I am trying to create a BatchRequest
that filters using data_connector_query
that I previously defined in the datasource as group_names
for the default_regexp
pertaining to an InferredAssetS3DataConnector
.
Here's the datasource config:
config = {
"name": self.config_id,
"class_name": "Datasource",
"execution_engine": {"class_name": "PandasExecutionEngine"},
"data_connectors": {
"sirene_update_s3_connector": {
"class_name": "InferredAssetS3DataConnector",
"bucket": self.bucket,
"prefix": self.prefix,
"default_regex": {
"pattern": r"(.*)\/(.*)\/technical_date=(\d{4})-(\d{2})-(\d{2})\/(.*)_(\d{8})\.json",
"group_names": [
"prefix",
"data_asset_name",
"year",
"month",
"day",
"file_name",
"date_suffix",
],
},
},
},
}
Here are two batch_requests that i constructed differently...

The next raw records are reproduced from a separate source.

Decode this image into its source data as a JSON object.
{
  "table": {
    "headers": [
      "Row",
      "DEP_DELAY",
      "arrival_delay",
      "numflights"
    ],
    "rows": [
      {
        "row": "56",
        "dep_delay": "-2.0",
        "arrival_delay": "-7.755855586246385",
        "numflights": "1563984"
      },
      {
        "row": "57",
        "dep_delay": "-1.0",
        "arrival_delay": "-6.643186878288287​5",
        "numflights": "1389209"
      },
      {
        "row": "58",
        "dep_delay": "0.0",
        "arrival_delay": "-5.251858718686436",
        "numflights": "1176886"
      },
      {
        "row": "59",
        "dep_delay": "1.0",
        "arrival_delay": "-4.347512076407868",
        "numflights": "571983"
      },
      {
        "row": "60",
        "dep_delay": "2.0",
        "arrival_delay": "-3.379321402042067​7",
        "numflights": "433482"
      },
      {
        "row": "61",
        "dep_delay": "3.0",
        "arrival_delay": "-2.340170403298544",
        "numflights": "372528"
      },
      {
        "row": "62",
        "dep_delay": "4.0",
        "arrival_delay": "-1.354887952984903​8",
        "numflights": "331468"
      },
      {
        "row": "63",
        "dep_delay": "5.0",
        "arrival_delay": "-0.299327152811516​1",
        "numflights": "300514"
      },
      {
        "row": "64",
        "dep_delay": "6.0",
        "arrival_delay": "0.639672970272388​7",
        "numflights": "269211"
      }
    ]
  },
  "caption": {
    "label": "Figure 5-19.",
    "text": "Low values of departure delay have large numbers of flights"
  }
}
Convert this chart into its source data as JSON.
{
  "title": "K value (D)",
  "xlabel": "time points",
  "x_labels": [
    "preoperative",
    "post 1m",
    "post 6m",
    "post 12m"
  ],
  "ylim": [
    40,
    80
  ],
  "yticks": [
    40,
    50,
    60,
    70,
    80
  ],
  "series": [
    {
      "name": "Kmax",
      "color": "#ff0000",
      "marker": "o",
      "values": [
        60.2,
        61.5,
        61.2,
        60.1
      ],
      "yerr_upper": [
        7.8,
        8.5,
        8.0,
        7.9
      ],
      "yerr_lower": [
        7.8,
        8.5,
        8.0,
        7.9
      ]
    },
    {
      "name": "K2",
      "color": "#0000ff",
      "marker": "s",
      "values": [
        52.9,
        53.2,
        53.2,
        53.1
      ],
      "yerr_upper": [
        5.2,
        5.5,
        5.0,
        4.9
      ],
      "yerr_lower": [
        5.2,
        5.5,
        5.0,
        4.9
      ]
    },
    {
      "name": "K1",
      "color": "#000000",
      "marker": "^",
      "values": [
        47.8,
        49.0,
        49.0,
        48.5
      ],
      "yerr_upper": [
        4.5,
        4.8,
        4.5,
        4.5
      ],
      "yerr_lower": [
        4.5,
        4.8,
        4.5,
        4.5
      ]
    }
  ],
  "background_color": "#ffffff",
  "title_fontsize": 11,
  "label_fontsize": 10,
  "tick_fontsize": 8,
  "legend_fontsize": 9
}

# Construct all the batches
batch_request_parameters = {
"datasource_name": datasource.name,
"data_connector_name": list(datasource.data_connectors.keys())[0],
"data_asset_name": "asset_alpha",
}
batch_request = BatchRequest(**batch_request_parameters)
datasource.get_batch_definition_list_from_batch_request(batch_request)
returns:
[{'datasource_name': 'my_bucket.data_pipelines.raw_data.asset_alpha', 'data_connector_name': 'asset_alpha_s3_connector', 'data_asset_name': 'asset_alpha', 'batch_identifiers': {'prefix': 'data_pipelines/raw_data', 'year': '2022', 'month': '11', 'day': '23', 'file_name': 'companies', 'date_suffix': '20221123'}},
{'datasource_name': 'my_bucket.data_pipelines.raw_data.asset_alpha', 'data_connector_name': 'asset_alpha_s3_connector', 'data_asset_name': 'asset_alpha', 'batch_identifiers': {'prefix': 'data_pipelines/raw_data', 'year': '2022', 'month': '12', 'day': '06', 'file_name': 'companies', 'date_suffix': '20221206'}},
{'datasource_name': 'my_bucket.data_pipelines.raw_data.asset_alpha', 'data_connector_name': 'asset_alpha_s3_connector', 'data_asset_name': 'asset_alpha', 'batch_identifiers': {'prefix': 'data_pipelines/raw_data', 'year': '2022', 'month': '12', 'day': '12', 'file_name': 'companies', 'date_suffix': '20221212'}},
#...
]
# Construct filtered batch
batch_request_parameters_2 = {
"datasource_name": datasource.name,
"data_connector_name": list(datasource.data_connectors.keys())[0],
"data_asset_name": "asset_alpha",
"data_connector_query": {
"prefix": "data_pipelines/raw_data",
"year": "2022",
"month": "11",
"day": "23",
"file_name": "companies",
"date_suffix": "20221123",
},
}
batch_request_2 = BatchRequest(**batch_request_parameters_2)
datasource.get_batch_definition_list_from_batch_request(batch_request_2)
This raises an error...
BatchFilterError: Unrecognized data_connector_query key(s):
"{'file_name', 'prefix', 'year', 'month', 'day', 'date_suffix'}" detected.
I tested with BatchDefinition
, and it seems to work well.
from great_expectations.core.id_dict import IDDict
batch_request_parameters_3 = {
"datasource_name": datasource.name,
"data_connector_name": list(datasource.data_connectors.keys())[0],
"data_asset_name": "asset_alpha",
"batch_identifiers": IDDict({
"prefix": "data_pipelines/raw_data",
"year": "2022",
"month": "11",
"day": "23",
"file_name": "companies",
"date_suffix": "20221123",
}),
}
batch_def = BatchDefinition(**batch_request_parameters_3)
datasource.get_batch_from_batch_definition(batch_def)
What's up with BatchRequest
, and why can't it detect my group_names
?